Die jahrzehntelange Zusammenarbeit des Dichters mit Benno und Irmgard Rech
Benno und Irmgard Rech, der beste Freund des Dichters und seine Ehefrau, haben das Schaffen von Johannes Kühn über sieben Jahrzehnte lang begleitet und mit Ausnahme der ersten beiden Publikationen von 1957 und 1970 alle seine Gedichtbände herausgegeben. Beide waren als studierte Germanisten am Geschwister-Scholl-Gymnasium in Lebach im Lehrberuf tätig und machten mehrere Generationen von Schülern mit dem Werk des saarländischen Autors bekannt.
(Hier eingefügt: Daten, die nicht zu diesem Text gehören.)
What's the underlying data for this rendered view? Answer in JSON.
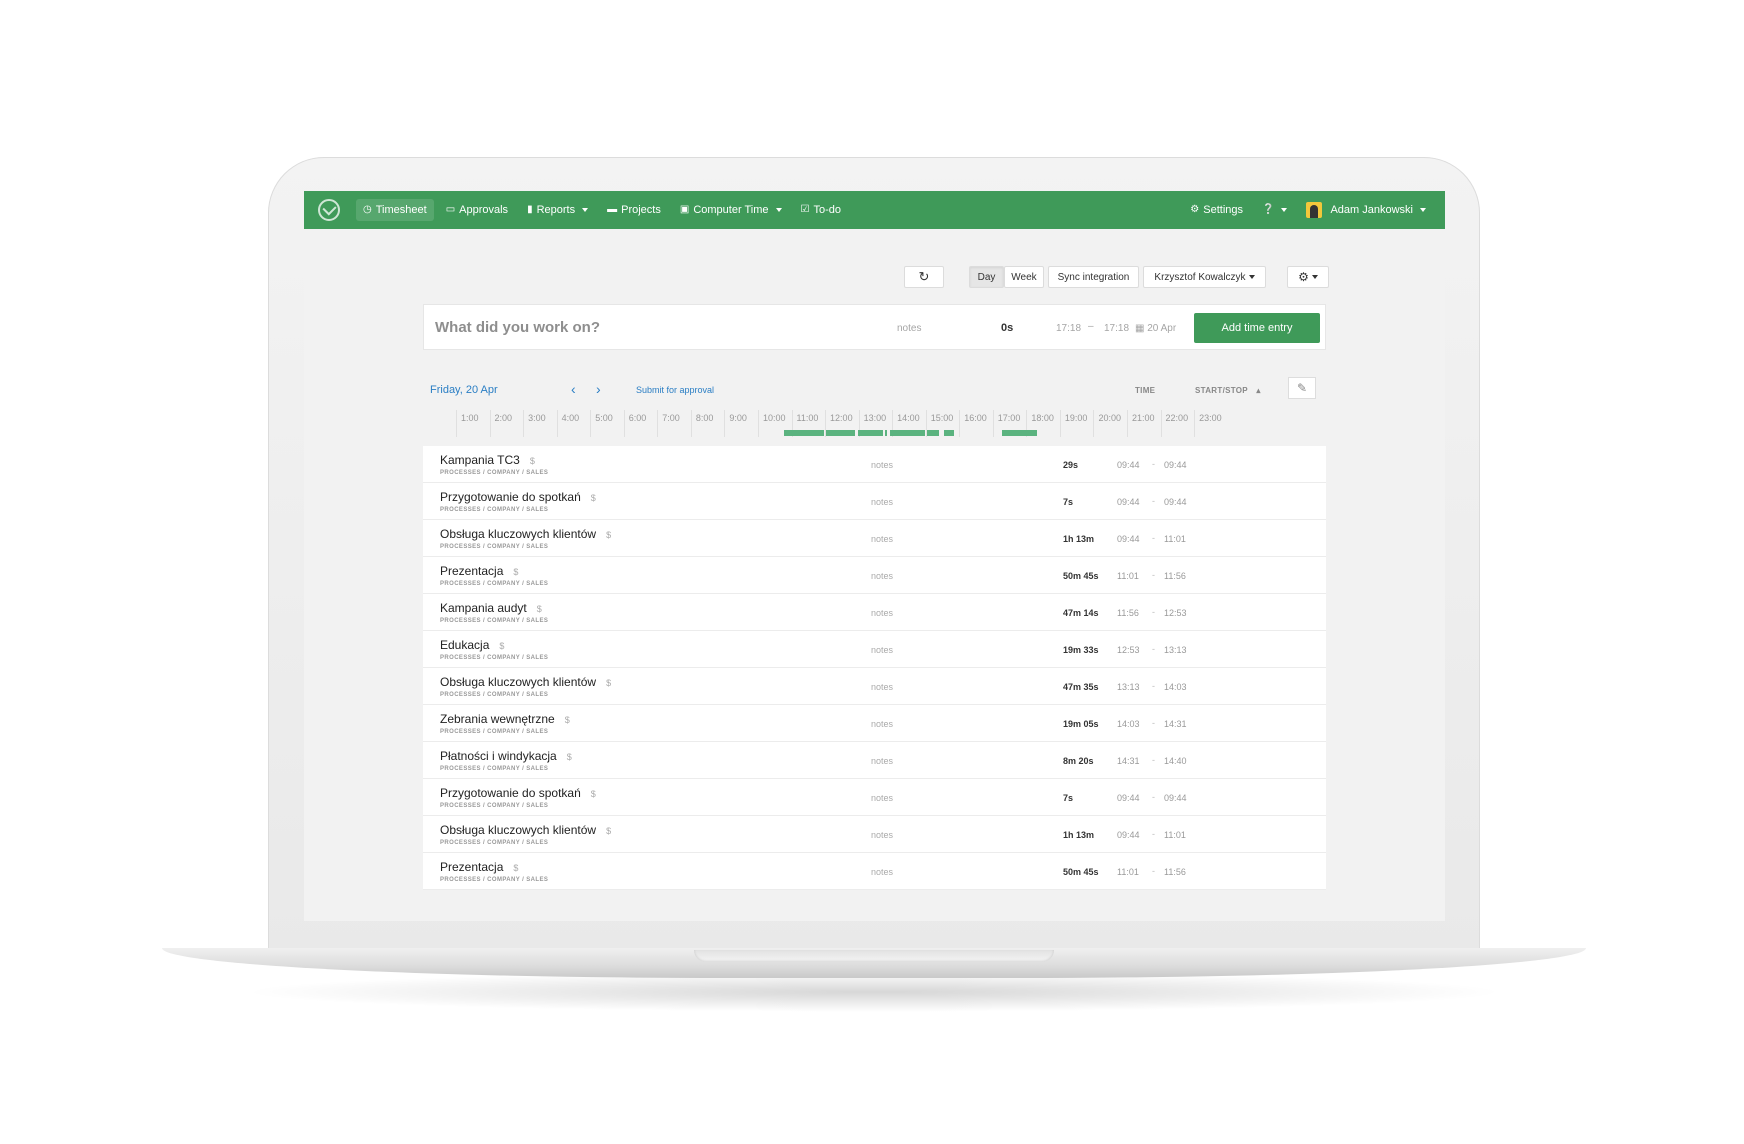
{
  "nav": {
    "items": [
      {
        "label": "Timesheet",
        "icon": "clock-icon"
      },
      {
        "label": "Approvals",
        "icon": "inbox-icon"
      },
      {
        "label": "Reports",
        "icon": "file-icon"
      },
      {
        "label": "Projects",
        "icon": "folder-icon"
      },
      {
        "label": "Computer Time",
        "icon": "laptop-icon"
      },
      {
        "label": "To-do",
        "icon": "check-square-icon"
      }
    ],
    "settings": "Settings",
    "user": "Adam Jankowski"
  },
  "toolbar": {
    "day": "Day",
    "week": "Week",
    "sync": "Sync integration",
    "person": "Krzysztof Kowalczyk"
  },
  "entry": {
    "placeholder": "What did you work on?",
    "notes": "notes",
    "duration": "0s",
    "start": "17:18",
    "dash": "–",
    "end": "17:18",
    "date": "20 Apr",
    "add": "Add time entry"
  },
  "day": {
    "title": "Friday, 20 Apr",
    "prev": "‹",
    "next": "›",
    "submit": "Submit for approval",
    "col_time": "TIME",
    "col_startstop": "START/STOP"
  },
  "timeline": {
    "hours": [
      "1:00",
      "2:00",
      "3:00",
      "4:00",
      "5:00",
      "6:00",
      "7:00",
      "8:00",
      "9:00",
      "10:00",
      "11:00",
      "12:00",
      "13:00",
      "14:00",
      "15:00",
      "16:00",
      "17:00",
      "18:00",
      "19:00",
      "20:00",
      "21:00",
      "22:00",
      "23:00"
    ]
  },
  "rows": [
    {
      "name": "Kampania TC3",
      "path": "PROCESSES / COMPANY / SALES",
      "notes": "notes",
      "duration": "29s",
      "start": "09:44",
      "stop": "09:44"
    },
    {
      "name": "Przygotowanie do spotkań",
      "path": "PROCESSES / COMPANY / SALES",
      "notes": "notes",
      "duration": "7s",
      "start": "09:44",
      "stop": "09:44"
    },
    {
      "name": "Obsługa kluczowych klientów",
      "path": "PROCESSES / COMPANY / SALES",
      "notes": "notes",
      "duration": "1h 13m",
      "start": "09:44",
      "stop": "11:01"
    },
    {
      "name": "Prezentacja",
      "path": "PROCESSES / COMPANY / SALES",
      "notes": "notes",
      "duration": "50m 45s",
      "start": "11:01",
      "stop": "11:56"
    },
    {
      "name": "Kampania audyt",
      "path": "PROCESSES / COMPANY / SALES",
      "notes": "notes",
      "duration": "47m 14s",
      "start": "11:56",
      "stop": "12:53"
    },
    {
      "name": "Edukacja",
      "path": "PROCESSES / COMPANY / SALES",
      "notes": "notes",
      "duration": "19m 33s",
      "start": "12:53",
      "stop": "13:13"
    },
    {
      "name": "Obsługa kluczowych klientów",
      "path": "PROCESSES / COMPANY / SALES",
      "notes": "notes",
      "duration": "47m 35s",
      "start": "13:13",
      "stop": "14:03"
    },
    {
      "name": "Zebrania wewnętrzne",
      "path": "PROCESSES / COMPANY / SALES",
      "notes": "notes",
      "duration": "19m 05s",
      "start": "14:03",
      "stop": "14:31"
    },
    {
      "name": "Płatności i windykacja",
      "path": "PROCESSES / COMPANY / SALES",
      "notes": "notes",
      "duration": "8m 20s",
      "start": "14:31",
      "stop": "14:40"
    },
    {
      "name": "Przygotowanie do spotkań",
      "path": "PROCESSES / COMPANY / SALES",
      "notes": "notes",
      "duration": "7s",
      "start": "09:44",
      "stop": "09:44"
    },
    {
      "name": "Obsługa kluczowych klientów",
      "path": "PROCESSES / COMPANY / SALES",
      "notes": "notes",
      "duration": "1h 13m",
      "start": "09:44",
      "stop": "11:01"
    },
    {
      "name": "Prezentacja",
      "path": "PROCESSES / COMPANY / SALES",
      "notes": "notes",
      "duration": "50m 45s",
      "start": "11:01",
      "stop": "11:56"
    }
  ],
  "colors": {
    "brand": "#3f9a59",
    "link": "#2a7ec4",
    "bar": "#5bb37f"
  }
}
Viele Jahre lang traf sich meistens Benno, manchmal auch Irmgard Rech täglich außer sonntags um die Mittagszeit im Gasthaus Huth in Hasborn mit Johannes Kühn. Und jedes Mal brachte er drei neue Gedichte mit, die dann an seinem Stammplatz in der Ecke neben dem Türfang besprochen wurden. Die Erinnerung an diese symbiotische und äußerst fruchtbare Zusammenarbeit haben Irmgard und Benno Rech in zahlreichen Texten festgehalten.
Auftritt als literarisches Terzett: Johannes Kühn mit Irmgard und Benno Rech im Jahre 1999 bei der Vorstellung des Gedichtbandes „Em Guguck lauschdre“, der die gesammelten Mundartgedichte Johannes Kühns enthält. Foto: Thomas Rückher
Von Irmgard Rech
„Es ist keineswegs so, dass Johannes Kühn sich eines Tages entschlossen hätte, Naturgedichte zu schreiben. Von Kindsbeinen an war er verschwistert mit allem Lebendigen, war die Natur sein Lebensraum. Als Dorfkind kümmerte er sich um die Tiere und spielte in den Wäldern. Das Ziegen- und Kühehüten war ihm nicht lästig wie anderen Kindern.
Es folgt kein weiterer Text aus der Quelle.